Carme Carrión and Luis Gutiérrez state that these types of applications can never replace therapists. The app provides value, but what is really important is “how the therapeutic process is designed and this tool is included so that it is effective,” adds Carrión. Gutiérrez highlights its capacity as a complement when the patient does not see his or her psychiatrist or psychologist: “These applications can give you, on a daily basis, a guideline or a recommendation.”

Miguel Ángel López, clinical psychologist at the Jaén hospital and member of the steering committee of the Spanish Society of Clinical and Health Psychology (SEPCyS), explains that the therapeutic approach for depression is multidisciplinary and personalized for each patient. The specialist doubts the effectiveness of apps to cure depression, as research from the University of Seoul says, and believes that the idea that depression can be “addressed and cured by entering an application” can be confusing and frustrating for patients.

This research is an analysis of 13 studies that evaluated 16 apps and a total of 1,470 participants between 20 and 40 years old. Gutiérrez (from the SEPSM) and López (from the SEPCyS) agree that the sample is too small and homogeneous to be able to generalize the results to the entire population, something that the authors also recognize in the text itself. A UOC study published last September in JMR Publications, in which Carrión participated, concluded that hybrid interventions that combined the use of these applications and traditional therapy were more effective. According to its authors, this modality can be more economical for the patient and expand therapists’ ability to treat more people.

Trust an app for therapy

The UOC researcher considers that an appropriate mobile application to treat depression must be based on scientific evidence, have health professionals behind its development, and specify very well everything concerned with the use of patient data. Furthermore, it would be interesting if there was an app that could be integrated with the information network of the public health system. Thus, the data would be transferred directly to the patient’s medical history, Carrión emphasizes.
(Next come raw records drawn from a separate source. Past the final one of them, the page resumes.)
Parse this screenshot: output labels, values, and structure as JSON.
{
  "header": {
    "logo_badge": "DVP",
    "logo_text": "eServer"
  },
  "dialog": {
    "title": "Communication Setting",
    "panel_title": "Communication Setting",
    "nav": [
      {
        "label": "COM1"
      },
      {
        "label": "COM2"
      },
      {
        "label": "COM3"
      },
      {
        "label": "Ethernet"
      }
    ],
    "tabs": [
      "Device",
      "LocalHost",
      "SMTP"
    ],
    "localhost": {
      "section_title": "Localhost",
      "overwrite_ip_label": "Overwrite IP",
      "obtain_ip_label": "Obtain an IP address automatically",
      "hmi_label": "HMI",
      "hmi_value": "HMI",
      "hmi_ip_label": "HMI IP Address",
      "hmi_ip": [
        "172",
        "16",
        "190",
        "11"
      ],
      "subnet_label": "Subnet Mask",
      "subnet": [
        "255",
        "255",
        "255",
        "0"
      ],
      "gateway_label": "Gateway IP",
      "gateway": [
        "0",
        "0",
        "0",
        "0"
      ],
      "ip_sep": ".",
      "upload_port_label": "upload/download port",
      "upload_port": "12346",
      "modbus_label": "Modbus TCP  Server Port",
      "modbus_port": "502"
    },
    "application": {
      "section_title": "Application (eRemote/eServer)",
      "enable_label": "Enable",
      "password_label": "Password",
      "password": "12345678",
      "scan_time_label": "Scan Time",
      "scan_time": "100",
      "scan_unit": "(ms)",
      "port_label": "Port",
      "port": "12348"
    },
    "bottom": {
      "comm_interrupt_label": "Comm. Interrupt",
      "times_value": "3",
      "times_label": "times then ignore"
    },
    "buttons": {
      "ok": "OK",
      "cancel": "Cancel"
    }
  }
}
Not only do these types of applications exist for the treatment of depression, but there are also some for bipolar disorder and schizophrenia, Gutiérrez says. One way to distinguish between effective and ineffective applications is to find out if it has the hallmark of a health institution. For example, in Spain, the Andalusian Health Quality Agency has the healthy app seal and Catalonia has AppSalut, a catalog with accredited and safe applications for use in therapy. In the U.S., the American Psychological Association (APA) has developed a model to evaluate them at five levels, taking into account issues such as data processing, user-friendliness, or whether there are clinical trials that prove their effectiveness.

Studies like this make it clear that the transformation of the health system does not just involve having more people working. Everything must be more efficient, and that includes the use of these tools, which accompany people in real time between visits to their therapist, according to Carmen Carrión. The UOC researcher emphasizes the importance of investing in mental health: “We are not only talking about many new people in the health system, but we are talking about tools that can help these people,” she concludes.